Now that we've built all of the hash functions, we want to find the best one for each of the examples below.  The best hash function will provide a good distribution, such that the keys aren't all mapped to the same position in the hash table.  

**5.5) Phonebook where the keys are names and values are phone numbers.  The names are Esther, Ben, Bob, and Dan.**

Right off the bat, the first hash function `constant_hash()` will always map all of the names to the same slot.

Now let's look at the second hash function, `length_hash()`.

In [90]:
names = ['esther', 'ben', 'bob', 'dan']
names_dict = {}

for name in names:
    name_hash = length_hash(name)
    if names_dict.get(name_hash) is None:
        names_dict[name_hash] = [name]
    else:
        names_dict[name_hash].append(name)
        
for key, val in names_dict.items():
    print(f'Key: {key}\nValues: {val}\n')

Key: 6
Values: ['esther']

Key: 3
Values: ['ben', 'bob', 'dan']



This function did a little better, but we still end up with three names mapped to the same location.  Let's try the third hash function.

In [91]:
names_dict = {}

for name in names:
    name_hash = first_char_hash(name)
    if names_dict.get(name_hash) is None:
        names_dict[name_hash] = [name]
    else:
        names_dict[name_hash].append(name)
        
for key, val in names_dict.items():
    print(f'Key: {key}\nValues: {val}\n')

Key: e
Values: ['esther']

Key: b
Values: ['ben', 'bob']

Key: d
Values: ['dan']



As expected, this function did slightly better than the last, but still ends up mapping two values to the same location.  Finally for the fourth and final fucntion.

In [93]:
names_dict = {}

for name in names:
    name_hash = prime_num_hash(name, 10)
    if names_dict.get(name_hash) is None:
        names_dict[name_hash] = [name]
    else:
        names_dict[name_hash].append(name)
        
for key, val in names_dict.items():
    print(f'Key: {key}\nValues: {val}\n')

Key: 0
Values: ['esther']

Key: 7
Values: ['ben']

Key: 3
Values: ['bob']

Key: 2
Values: ['dan']



As expected, the most complex out of the hash functions we've built is the best in terms of distribution with this simple example.
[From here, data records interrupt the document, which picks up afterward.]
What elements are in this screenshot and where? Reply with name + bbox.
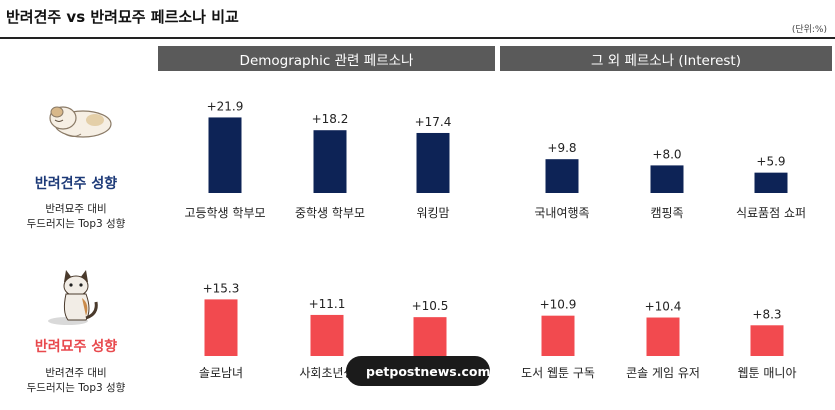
dog-category-label-0-1: 중학생 학부모 (295, 206, 365, 220)
cat-value-label-3-2: +8.3 (752, 307, 781, 321)
cat-category-label-2-1: 사회초년생 (299, 366, 354, 380)
cat-value-label-3-1: +10.4 (645, 300, 682, 314)
cat-bar-2-2 (413, 317, 447, 356)
title-divider (0, 37, 835, 39)
cat-bar-3-0 (541, 315, 575, 356)
watermark-badge: petpostnews.com (346, 356, 491, 386)
sleeping-dog-icon (45, 98, 115, 146)
cat-bar-3-1 (646, 317, 680, 356)
cat-value-label-2-1: +11.1 (309, 297, 346, 311)
dog-bar-1-2 (754, 172, 788, 193)
cat-category-label-3-0: 도서 웹툰 구독 (521, 366, 595, 380)
unit-note: (단위:%) (791, 25, 827, 35)
dog-persona-subtitle: 반려묘주 대비 두드러지는 Top3 성향 (0, 202, 152, 232)
dog-value-label-0-1: +18.2 (312, 112, 349, 126)
interest-section-header: 그 외 페르소나 (Interest) (500, 46, 832, 71)
cat-value-label-2-0: +15.3 (203, 281, 240, 295)
cat-category-label-3-1: 콘솔 게임 유저 (626, 366, 700, 380)
dog-value-label-0-0: +21.9 (207, 99, 244, 113)
cat-persona-subtitle: 반려견주 대비 두드러지는 Top3 성향 (0, 366, 152, 396)
cat-subtitle-line1: 반려견주 대비 (45, 367, 107, 379)
dog-bar-0-2 (416, 132, 450, 193)
demographic-section-header: Demographic 관련 페르소나 (158, 46, 495, 71)
dog-bar-1-0 (545, 159, 579, 193)
dog-category-label-0-2: 워킹맘 (416, 206, 449, 220)
page-title: 반려견주 vs 반려묘주 페르소나 비교 (6, 8, 239, 26)
cat-subtitle-line2: 두드러지는 Top3 성향 (26, 382, 126, 394)
dog-value-label-1-0: +9.8 (547, 141, 576, 155)
cat-bar-2-0 (204, 299, 238, 356)
dog-category-label-1-2: 식료품점 쇼퍼 (736, 206, 806, 220)
cat-value-label-3-0: +10.9 (540, 298, 577, 312)
dog-value-label-0-2: +17.4 (415, 115, 452, 129)
dog-category-label-1-0: 국내여행족 (534, 205, 589, 220)
dog-bar-1-1 (650, 165, 684, 193)
sitting-cat-icon (46, 268, 106, 330)
watermark-text: petpostnews.com (366, 363, 491, 379)
dog-bar-0-1 (313, 130, 347, 193)
cat-category-label-3-2: 웹툰 매니아 (737, 366, 796, 380)
dog-bar-0-0 (208, 117, 242, 193)
cat-bar-3-2 (750, 325, 784, 356)
dog-category-label-0-0: 고등학생 학부모 (184, 206, 265, 220)
cat-category-label-2-0: 솔로남녀 (199, 366, 243, 380)
dog-persona-title: 반려견주 성향 (34, 176, 118, 192)
cat-persona-title: 반려묘주 성향 (34, 339, 118, 355)
dog-category-label-1-1: 캠핑족 (650, 206, 683, 220)
cat-bar-2-1 (310, 314, 344, 356)
dog-subtitle-line1: 반려묘주 대비 (45, 203, 107, 215)
dog-value-label-1-2: +5.9 (756, 155, 785, 169)
dog-subtitle-line2: 두드러지는 Top3 성향 (26, 218, 126, 230)
dog-value-label-1-1: +8.0 (652, 147, 681, 161)
cat-value-label-2-2: +10.5 (412, 299, 449, 313)
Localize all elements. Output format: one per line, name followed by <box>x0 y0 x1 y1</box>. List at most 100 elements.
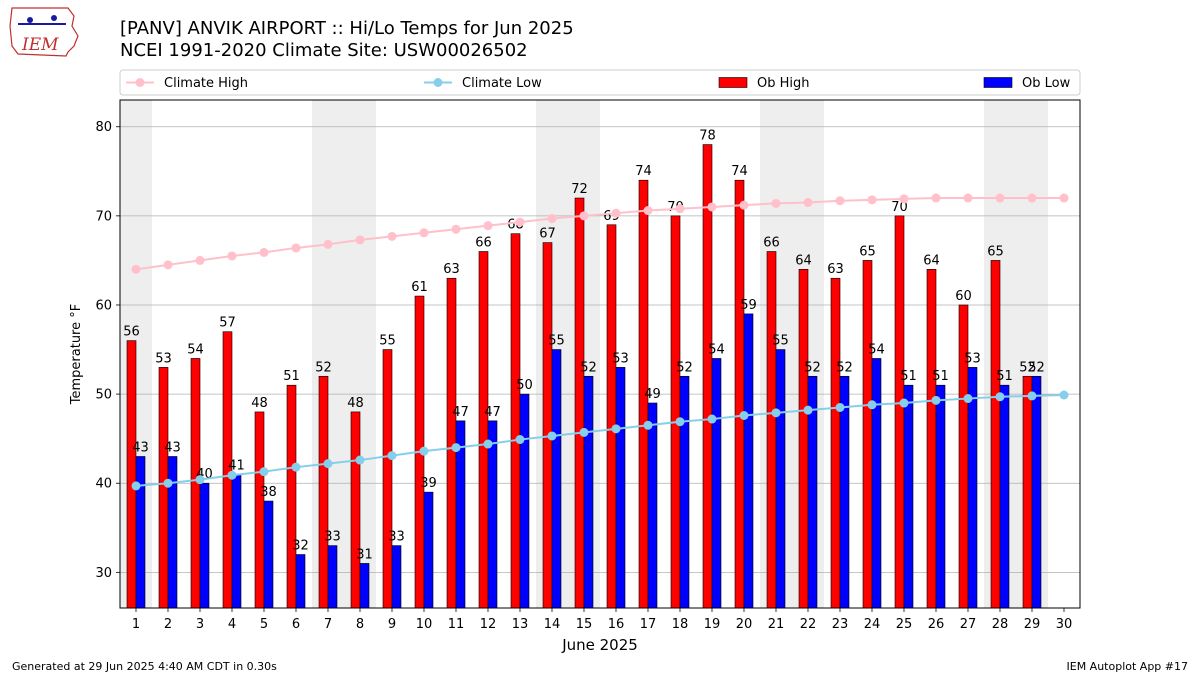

**5.6) A mapping from battery size to power (A, AA, AAA, AAAA).**

In this example, `constant_hash()` and `length_hash()` will both produce the same result-- all mappings will be to the same location.  `first_char_hash()` and `prime_num_hash()` would provide good distribution here.

**5.7) A mapping from book titles to authors (Maus, Fun, Home, and Watchmen**

Here, the first function will be the worst (as is always the case).  The `length_hash()` and `first_char_hash()` functions will work well, but now we may run into a problem with `prime_num_hash()` if our hash size is 10.  Let's check.

In [96]:
titles = ['maus', 'fun', 'home', 'watchmen']
titles_dict = {}

for title in titles:
    title_hash = prime_num_hash(title, 10)
    if titles_dict.get(title_hash) is None:
        titles_dict[title_hash] = [title]
    else:
        titles_dict[title_hash].append(title)
        
for key, val in titles_dict.items():
    print(f'Key: {key}\nValues: {val}\n')

Key: 3
Values: ['maus']

Key: 9
Values: ['fun']

Key: 8
Values: ['home']

Key: 5
Values: ['watchmen']



Turns out that this function will also work well here and we won't need to worry about resizing.